Surprising though it may seem, studies indicate that amateur style boxing, besides being an excellent form of exercise, is quite a safe contact sport for women to participate in.
in 1998 the National Safety Council put out a report ranking overall sports injuries and 70 other sports appeared on the list ahead of boxing.
Generally speaking, the overall injury rate of competitive boxing is not any higher than most non-combat sports. Orthopedic injuries and hand injuries are rare for competitive female boxers and leg injuries are practically non-existent. Also, amateur boxing athletes are no more likely to suffer from chronic mental impairment than other athletes and incidences of neurologic injury is rare for women's amateur style boxing. Of course for these things to be true is dependent upon adequate conditioning of the athlete and usage of proper protective equipment.
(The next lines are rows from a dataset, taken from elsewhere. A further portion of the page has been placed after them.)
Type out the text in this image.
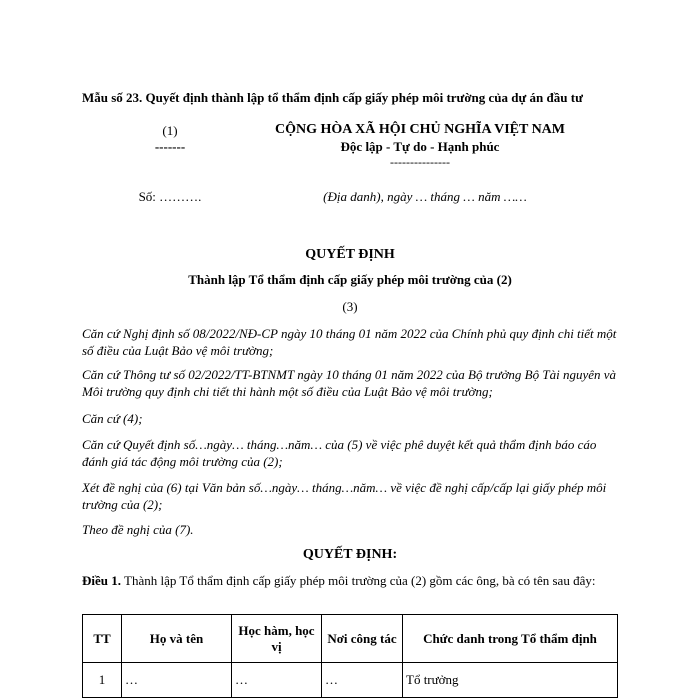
Mẫu số 23. Quyết định thành lập tổ thẩm định cấp giấy phép môi trường của dự án đầu tư
(1)
-------
CỘNG HÒA XÃ HỘI CHỦ NGHĨA VIỆT NAM
Độc lập - Tự do - Hạnh phúc
---------------
Số: ……….	(Địa danh), ngày … tháng … năm ……
QUYẾT ĐỊNH
Thành lập Tổ thẩm định cấp giấy phép môi trường của (2)
(3)
Căn cứ Nghị định số 08/2022/NĐ-CP ngày 10 tháng 01 năm 2022 của Chính phủ quy định chi tiết một số điều của Luật Bảo vệ môi trường;
Căn cứ Thông tư số 02/2022/TT-BTNMT ngày 10 tháng 01 năm 2022 của Bộ trưởng Bộ Tài nguyên và Môi trường quy định chi tiết thi hành một số điều của Luật Bảo vệ môi trường;
Căn cứ (4);
Căn cứ Quyết định số…ngày… tháng…năm… của (5) về việc phê duyệt kết quả thẩm định báo cáo đánh giá tác động môi trường của (2);
Xét đề nghị của (6) tại Văn bản số…ngày… tháng…năm… về việc đề nghị cấp/cấp lại giấy phép môi trường của (2);
Theo đề nghị của (7).
QUYẾT ĐỊNH:
Điều 1. Thành lập Tổ thẩm định cấp giấy phép môi trường của (2) gồm các ông, bà có tên sau đây:
TT	Họ và tên	Học hàm, học vị	Nơi công tác	Chức danh trong Tổ thẩm định
1	…	…	…	Tổ trưởng
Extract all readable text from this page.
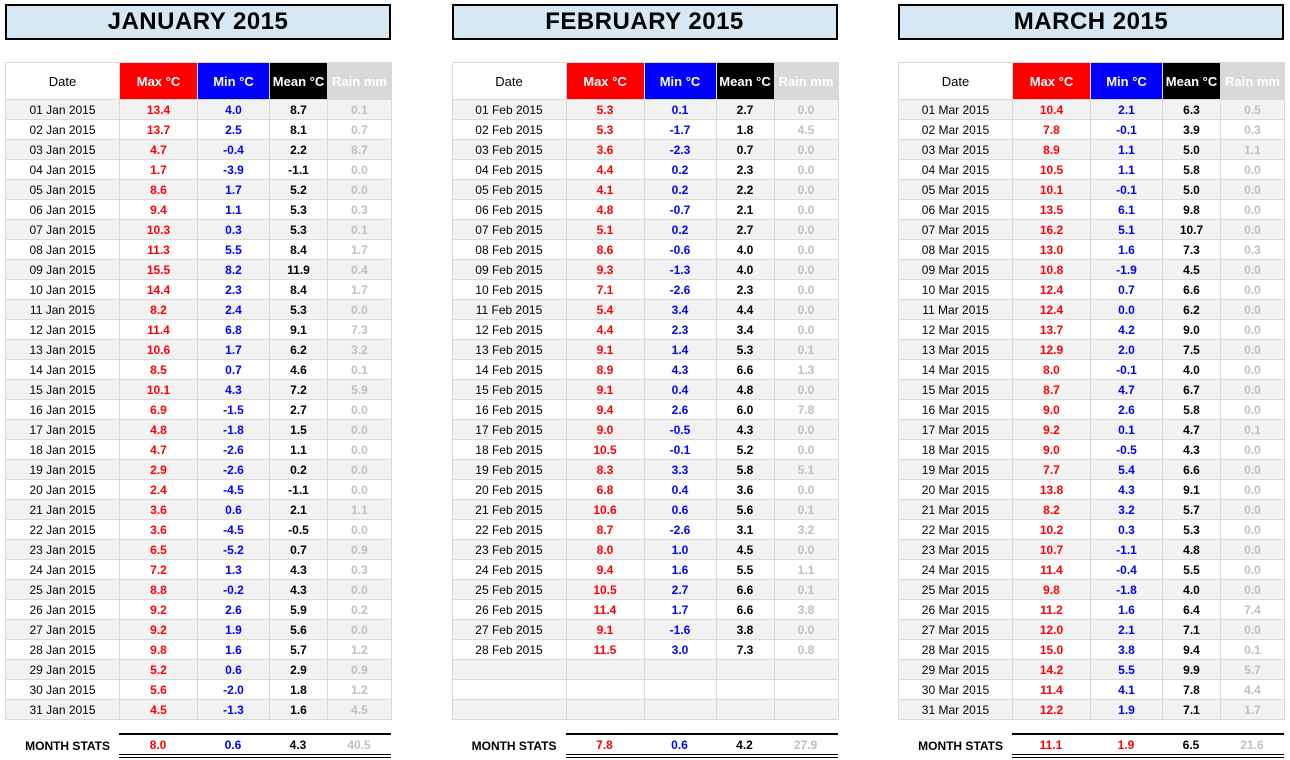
JANUARY 2015
Date	Max °C	Min °C	Mean °C	Rain mm
01 Jan 2015	13.4	4.0	8.7	0.1
02 Jan 2015	13.7	2.5	8.1	0.7
03 Jan 2015	4.7	-0.4	2.2	8.7
04 Jan 2015	1.7	-3.9	-1.1	0.0
05 Jan 2015	8.6	1.7	5.2	0.0
06 Jan 2015	9.4	1.1	5.3	0.3
07 Jan 2015	10.3	0.3	5.3	0.1
08 Jan 2015	11.3	5.5	8.4	1.7
09 Jan 2015	15.5	8.2	11.9	0.4
10 Jan 2015	14.4	2.3	8.4	1.7
11 Jan 2015	8.2	2.4	5.3	0.0
12 Jan 2015	11.4	6.8	9.1	7.3
13 Jan 2015	10.6	1.7	6.2	3.2
14 Jan 2015	8.5	0.7	4.6	0.1
15 Jan 2015	10.1	4.3	7.2	5.9
16 Jan 2015	6.9	-1.5	2.7	0.0
17 Jan 2015	4.8	-1.8	1.5	0.0
18 Jan 2015	4.7	-2.6	1.1	0.0
19 Jan 2015	2.9	-2.6	0.2	0.0
20 Jan 2015	2.4	-4.5	-1.1	0.0
21 Jan 2015	3.6	0.6	2.1	1.1
22 Jan 2015	3.6	-4.5	-0.5	0.0
23 Jan 2015	6.5	-5.2	0.7	0.9
24 Jan 2015	7.2	1.3	4.3	0.3
25 Jan 2015	8.8	-0.2	4.3	0.0
26 Jan 2015	9.2	2.6	5.9	0.2
27 Jan 2015	9.2	1.9	5.6	0.0
28 Jan 2015	9.8	1.6	5.7	1.2
29 Jan 2015	5.2	0.6	2.9	0.9
30 Jan 2015	5.6	-2.0	1.8	1.2
31 Jan 2015	4.5	-1.3	1.6	4.5
MONTH STATS	8.0	0.6	4.3	40.5
FEBRUARY 2015
Date	Max °C	Min °C	Mean °C	Rain mm
01 Feb 2015	5.3	0.1	2.7	0.0
02 Feb 2015	5.3	-1.7	1.8	4.5
03 Feb 2015	3.6	-2.3	0.7	0.0
04 Feb 2015	4.4	0.2	2.3	0.0
05 Feb 2015	4.1	0.2	2.2	0.0
06 Feb 2015	4.8	-0.7	2.1	0.0
07 Feb 2015	5.1	0.2	2.7	0.0
08 Feb 2015	8.6	-0.6	4.0	0.0
09 Feb 2015	9.3	-1.3	4.0	0.0
10 Feb 2015	7.1	-2.6	2.3	0.0
11 Feb 2015	5.4	3.4	4.4	0.0
12 Feb 2015	4.4	2.3	3.4	0.0
13 Feb 2015	9.1	1.4	5.3	0.1
14 Feb 2015	8.9	4.3	6.6	1.3
15 Feb 2015	9.1	0.4	4.8	0.0
16 Feb 2015	9.4	2.6	6.0	7.8
17 Feb 2015	9.0	-0.5	4.3	0.0
18 Feb 2015	10.5	-0.1	5.2	0.0
19 Feb 2015	8.3	3.3	5.8	5.1
20 Feb 2015	6.8	0.4	3.6	0.0
21 Feb 2015	10.6	0.6	5.6	0.1
22 Feb 2015	8.7	-2.6	3.1	3.2
23 Feb 2015	8.0	1.0	4.5	0.0
24 Feb 2015	9.4	1.6	5.5	1.1
25 Feb 2015	10.5	2.7	6.6	0.1
26 Feb 2015	11.4	1.7	6.6	3.8
27 Feb 2015	9.1	-1.6	3.8	0.0
28 Feb 2015	11.5	3.0	7.3	0.8

MONTH STATS	7.8	0.6	4.2	27.9
MARCH 2015
Date	Max °C	Min °C	Mean °C	Rain mm
01 Mar 2015	10.4	2.1	6.3	0.5
02 Mar 2015	7.8	-0.1	3.9	0.3
03 Mar 2015	8.9	1.1	5.0	1.1
04 Mar 2015	10.5	1.1	5.8	0.0
05 Mar 2015	10.1	-0.1	5.0	0.0
06 Mar 2015	13.5	6.1	9.8	0.0
07 Mar 2015	16.2	5.1	10.7	0.0
08 Mar 2015	13.0	1.6	7.3	0.3
09 Mar 2015	10.8	-1.9	4.5	0.0
10 Mar 2015	12.4	0.7	6.6	0.0
11 Mar 2015	12.4	0.0	6.2	0.0
12 Mar 2015	13.7	4.2	9.0	0.0
13 Mar 2015	12.9	2.0	7.5	0.0
14 Mar 2015	8.0	-0.1	4.0	0.0
15 Mar 2015	8.7	4.7	6.7	0.0
16 Mar 2015	9.0	2.6	5.8	0.0
17 Mar 2015	9.2	0.1	4.7	0.1
18 Mar 2015	9.0	-0.5	4.3	0.0
19 Mar 2015	7.7	5.4	6.6	0.0
20 Mar 2015	13.8	4.3	9.1	0.0
21 Mar 2015	8.2	3.2	5.7	0.0
22 Mar 2015	10.2	0.3	5.3	0.0
23 Mar 2015	10.7	-1.1	4.8	0.0
24 Mar 2015	11.4	-0.4	5.5	0.0
25 Mar 2015	9.8	-1.8	4.0	0.0
26 Mar 2015	11.2	1.6	6.4	7.4
27 Mar 2015	12.0	2.1	7.1	0.0
28 Mar 2015	15.0	3.8	9.4	0.1
29 Mar 2015	14.2	5.5	9.9	5.7
30 Mar 2015	11.4	4.1	7.8	4.4
31 Mar 2015	12.2	1.9	7.1	1.7
MONTH STATS	11.1	1.9	6.5	21.6
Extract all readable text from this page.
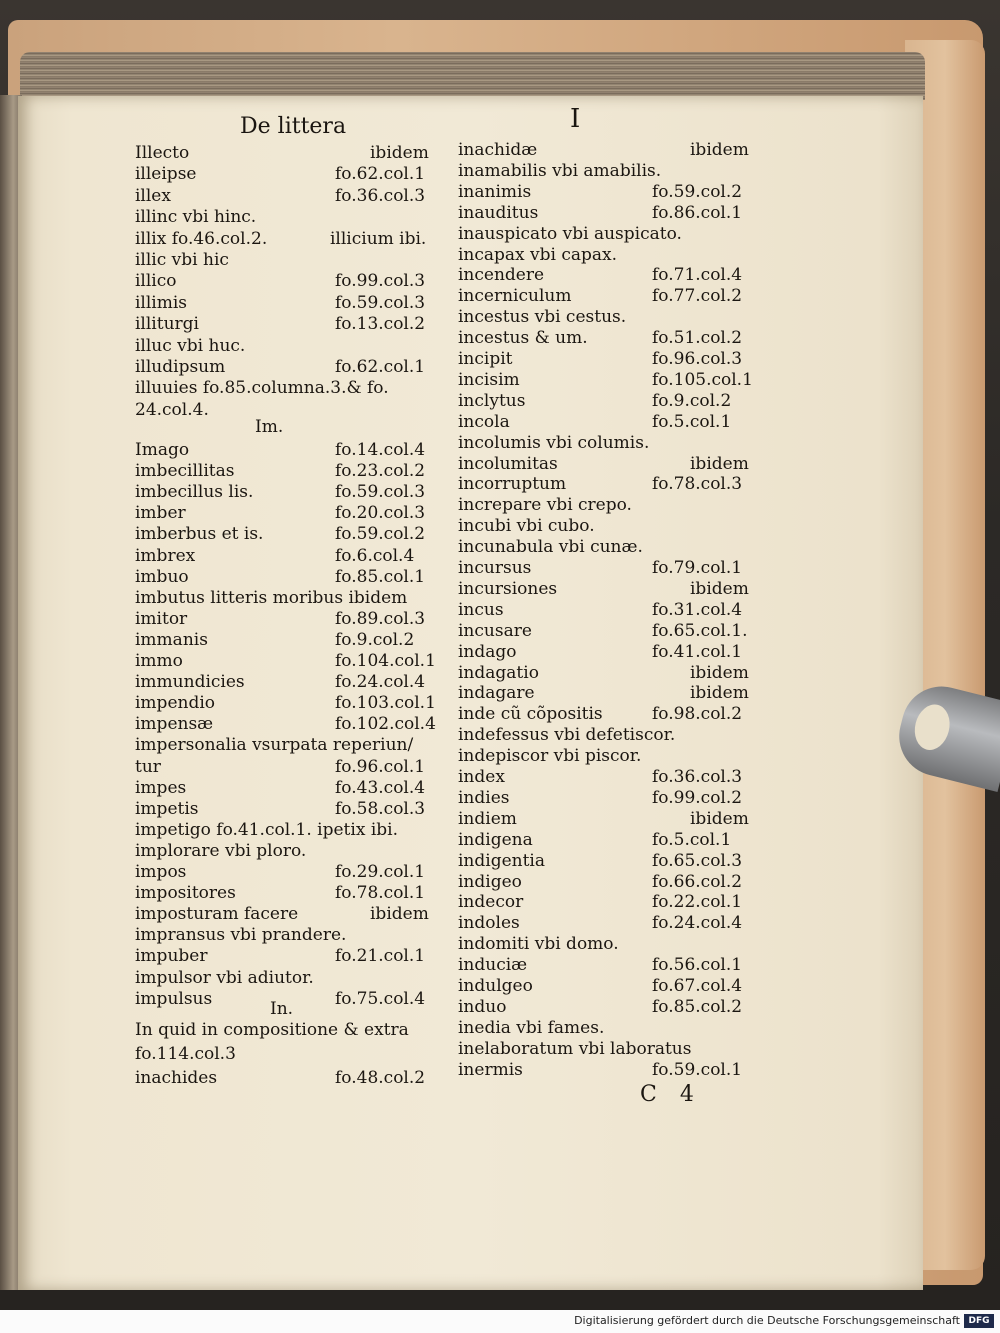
De littera	I
Illecto	ibidem
illeipse	fo.62.col.1
illex	fo.36.col.3
illinc vbi hinc.
illix fo.46.col.2.	illicium ibi.
illic vbi hic
illico	fo.99.col.3
illimis	fo.59.col.3
illiturgi	fo.13.col.2
illuc vbi huc.
illudipsum	fo.62.col.1
illuuies fo.85.columna.3.& fo.
24.col.4.
Imago	fo.14.col.4
imbecillitas	fo.23.col.2
imbecillus lis.	fo.59.col.3
imber	fo.20.col.3
imberbus et is.	fo.59.col.2
imbrex	fo.6.col.4
imbuo	fo.85.col.1
imbutus litteris moribus ibidem
imitor	fo.89.col.3
immanis	fo.9.col.2
immo	fo.104.col.1
immundicies	fo.24.col.4
impendio	fo.103.col.1
impensæ	fo.102.col.4
impersonalia vsurpata reperiun/
tur	fo.96.col.1
impes	fo.43.col.4
impetis	fo.58.col.3
impetigo fo.41.col.1. ipetix ibi.
implorare vbi ploro.
impos	fo.29.col.1
impositores	fo.78.col.1
imposturam facere	ibidem
impransus vbi prandere.
impuber	fo.21.col.1
impulsor vbi adiutor.
impulsus	fo.75.col.4
In quid in compositione & extra
fo.114.col.3
inachides	fo.48.col.2
inachidæ	ibidem
inamabilis vbi amabilis.
inanimis	fo.59.col.2
inauditus	fo.86.col.1
inauspicato vbi auspicato.
incapax vbi capax.
incendere	fo.71.col.4
incerniculum	fo.77.col.2
incestus vbi cestus.
incestus & um.	fo.51.col.2
incipit	fo.96.col.3
incisim	fo.105.col.1
inclytus	fo.9.col.2
incola	fo.5.col.1
incolumis vbi columis.
incolumitas	ibidem
incorruptum	fo.78.col.3
increpare vbi crepo.
incubi vbi cubo.
incunabula vbi cunæ.
incursus	fo.79.col.1
incursiones	ibidem
incus	fo.31.col.4
incusare	fo.65.col.1.
indago	fo.41.col.1
indagatio	ibidem
indagare	ibidem
inde cũ cõpositis	fo.98.col.2
indefessus vbi defetiscor.
indepiscor vbi piscor.
index	fo.36.col.3
indies	fo.99.col.2
indiem	ibidem
indigena	fo.5.col.1
indigentia	fo.65.col.3
indigeo	fo.66.col.2
indecor	fo.22.col.1
indoles	fo.24.col.4
indomiti vbi domo.
induciæ	fo.56.col.1
indulgeo	fo.67.col.4
induo	fo.85.col.2
inedia vbi fames.
inelaboratum vbi laboratus
inermis	fo.59.col.1
Im.
In.
C 4
Digitalisierung gefördert durch die Deutsche Forschungsgemeinschaft DFG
Interestingly, women may be less prone to injury in boxing than men. This is due in part to having a more flexible neck than men. Thus, in boxing women tend to suffer less concussions and other injuries than men. What makes this particularly compelling is the fact that in many other sports females are substantially more vulnerable to injury than their male counterparts.
Boxing in general is very low in rates of fatality with approximately 1.3 occurrences per 100,000 participants (non-gender specific) annually. That is compared to other sports like college football (3), scuba diving (11), sky diving (123) and horse-racing (128). In fact, in 1998 the National Safety Council put out a report ranking overall sports injuries and 70 other sports appeared on the list ahead of boxing.